Testing Your IR Plan

An untested plan provides false confidence. Test regularly using escalating complexity.

Tabletop Exercises (Quarterly)

Walk through a scenario verbally with the IR team and stakeholders. Focus on decision-making, communication, and coordination rather than technical execution.

Sample scenarios include ransomware encrypting 40% of file servers on a Friday night, a threat actor exfiltrating customer database and posting on dark web forum, a compromised service account providing access to CI/CD pipeline, or an insider threat where a departing employee downloads sensitive IP.

Technical Exercises (Semi-Annually)

Execute response procedures against simulated attacks.

Run purple team exercises with controlled adversary simulation. Conduct EDR containment and forensic collection drills. Test backup restoration under time pressure. Execute the communication plan with simulated media inquiries.

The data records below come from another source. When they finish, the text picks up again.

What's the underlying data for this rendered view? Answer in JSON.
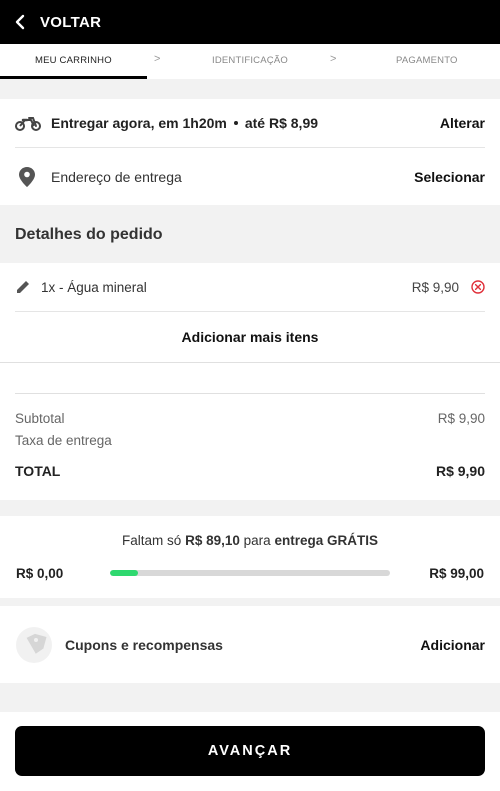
{
  "header": {
    "back_label": "VOLTAR"
  },
  "steps": {
    "items": [
      "MEU CARRINHO",
      "IDENTIFICAÇÃO",
      "PAGAMENTO"
    ],
    "separator": ">"
  },
  "delivery": {
    "time_text": "Entregar agora, em 1h20m",
    "fee_text": "até R$ 8,99",
    "change_label": "Alterar",
    "address_label": "Endereço de entrega",
    "select_label": "Selecionar"
  },
  "order": {
    "title": "Detalhes do pedido",
    "items": [
      {
        "name": "1x - Água mineral",
        "price": "R$ 9,90"
      }
    ],
    "add_more_label": "Adicionar mais itens"
  },
  "summary": {
    "subtotal_label": "Subtotal",
    "subtotal_value": "R$ 9,90",
    "delivery_fee_label": "Taxa de entrega",
    "total_label": "TOTAL",
    "total_value": "R$ 9,90"
  },
  "free_delivery": {
    "prefix": "Faltam só",
    "amount": "R$ 89,10",
    "middle": "para",
    "suffix": "entrega GRÁTIS",
    "min_label": "R$ 0,00",
    "max_label": "R$ 99,00",
    "progress_fraction": 0.1
  },
  "coupons": {
    "label": "Cupons e recompensas",
    "action_label": "Adicionar"
  },
  "footer": {
    "advance_label": "AVANÇAR"
  },
  "colors": {
    "accent_green": "#2fd86f",
    "remove_red": "#e0303a",
    "primary_black": "#000000"
  },
  "icons": {
    "back": "chevron-left-icon",
    "motorcycle": "motorcycle-icon",
    "location": "location-pin-icon",
    "edit": "pencil-icon",
    "remove": "close-circle-icon",
    "coupon": "coupon-tag-icon"
  }
}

Full Simulation (Annually)

Run an unannounced or semi-announced exercise engaging all stakeholders including executive leadership, legal, PR, and business units. Measure response times against SLAs and identify coordination breakdowns.

IR Plan Maintenance

Review and update the plan at minimum semi-annually and after every significant incident. Validate contact lists quarterly since people change roles and phone numbers change. Update runbooks as infrastructure, tools, and threat landscape evolve. Align with frameworks: NIST SP 800-61r3, CSF 2.0, and ISO 27035. Brief new team members and ensure they have access to all IR resources.